The asset freeze ordered by Martínez de Giorgi signals that the judicial branch considers the case beyond mere investor complaints, potentially linked to financial crime and asset-recovery questions. The link between high-value crypto flows, lobbying intermediaries, and the presidential image have raised the stakes well beyond a typical consumer-loss case.

Depending on the fact-finding to come, Davis, Rodríguez Blanco, and Mellino may thus face criminal charges under either Argentine federal statute on fraud or illicit associations, though no formal indictment has yet been publicly confirmed. Meanwhile, U.S. courts continue to process civil liability claims that may expand into the regulatory or criminal realm.

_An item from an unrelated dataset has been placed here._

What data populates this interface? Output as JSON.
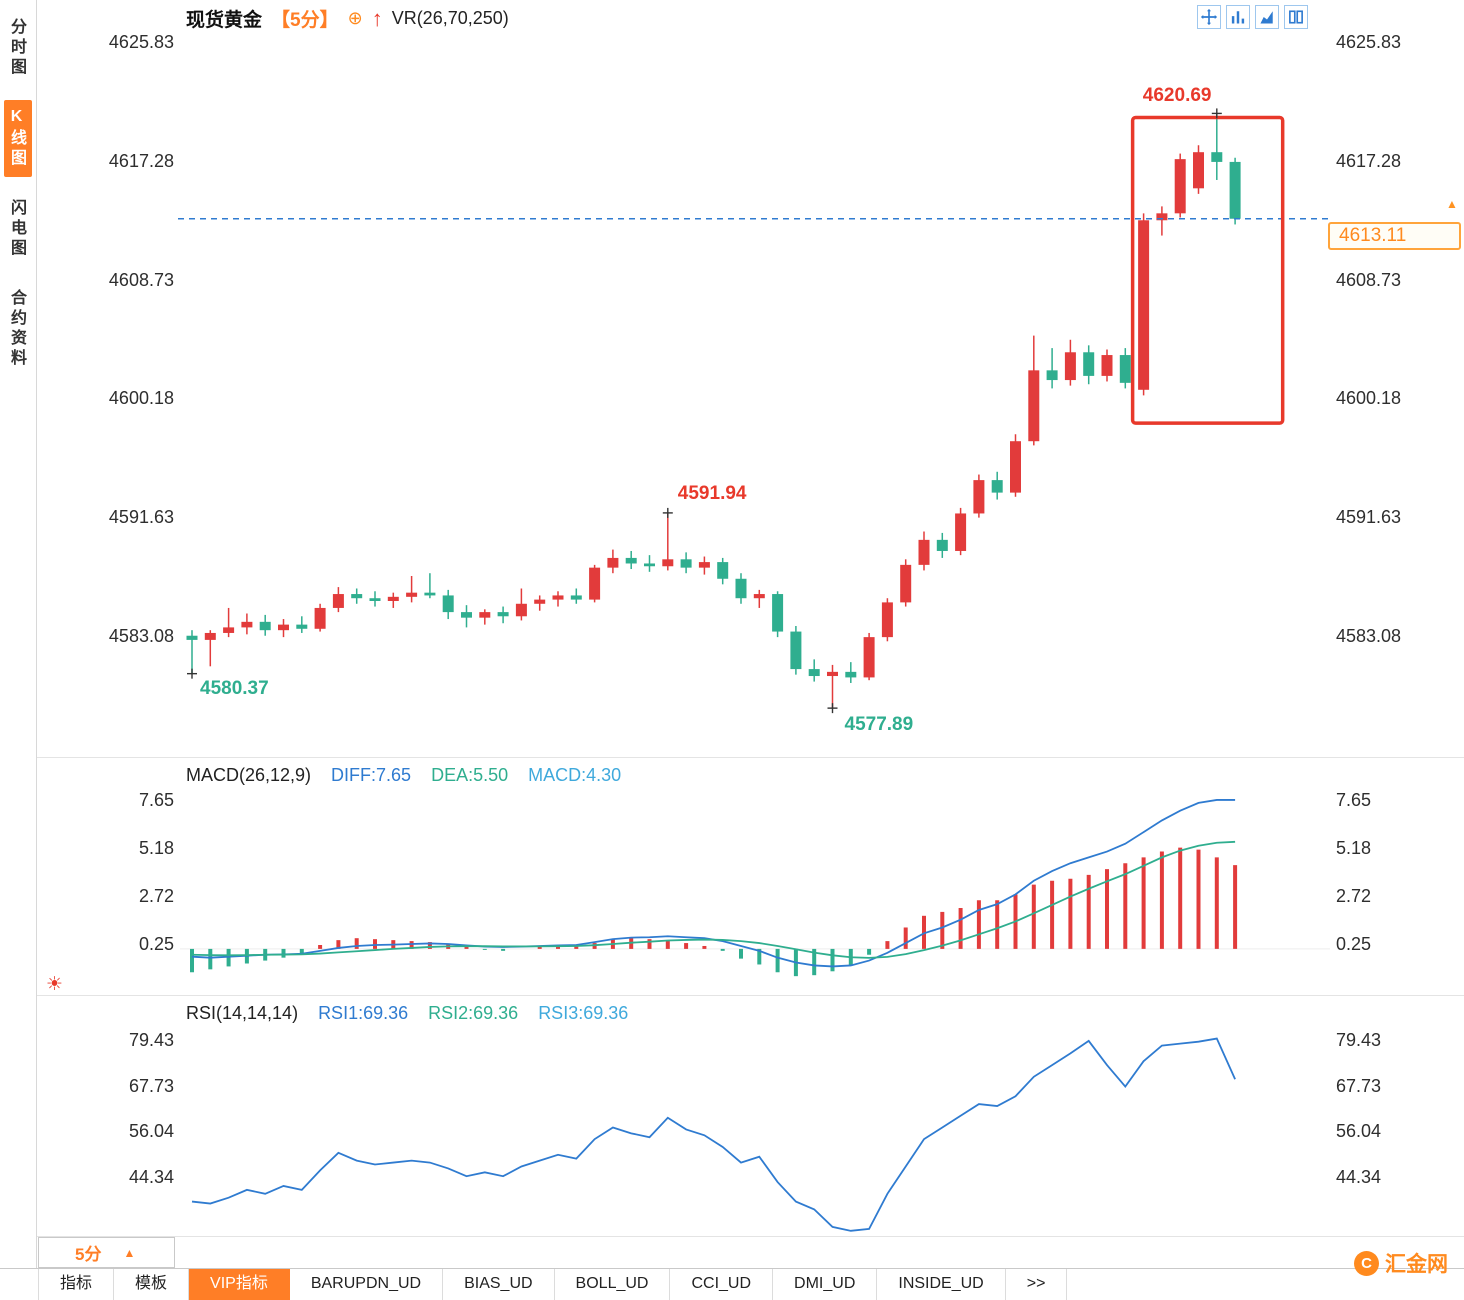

The asset freeze brings a glimmer of hope for asset recovery, though such processes are notoriously slow and cumbersome, especially given cross-border crypto flows and involvement with unregistered platforms. Cooperation from the Argentine court to the CNV may help trace domestic exposure through local service providers.

This episode shows, from a policy perspective, how memecoins and token launches can sometimes cross with high-level politics and cross-jurisdictional legal regimes, either deliberately or otherwise.

As regulators worldwide start paying closer attention to crypto-asset promotions and celebrity endorsements, the LIBRA affair might serve as a touchstone for enforcement action against politically linked token launches.

The readiness of the Argentine judiciary to freeze assets before the final verdict suggests that the regulators are treating the meme-coin casualties as not just some retail investor losses, but as events of potentially organized financial crimes.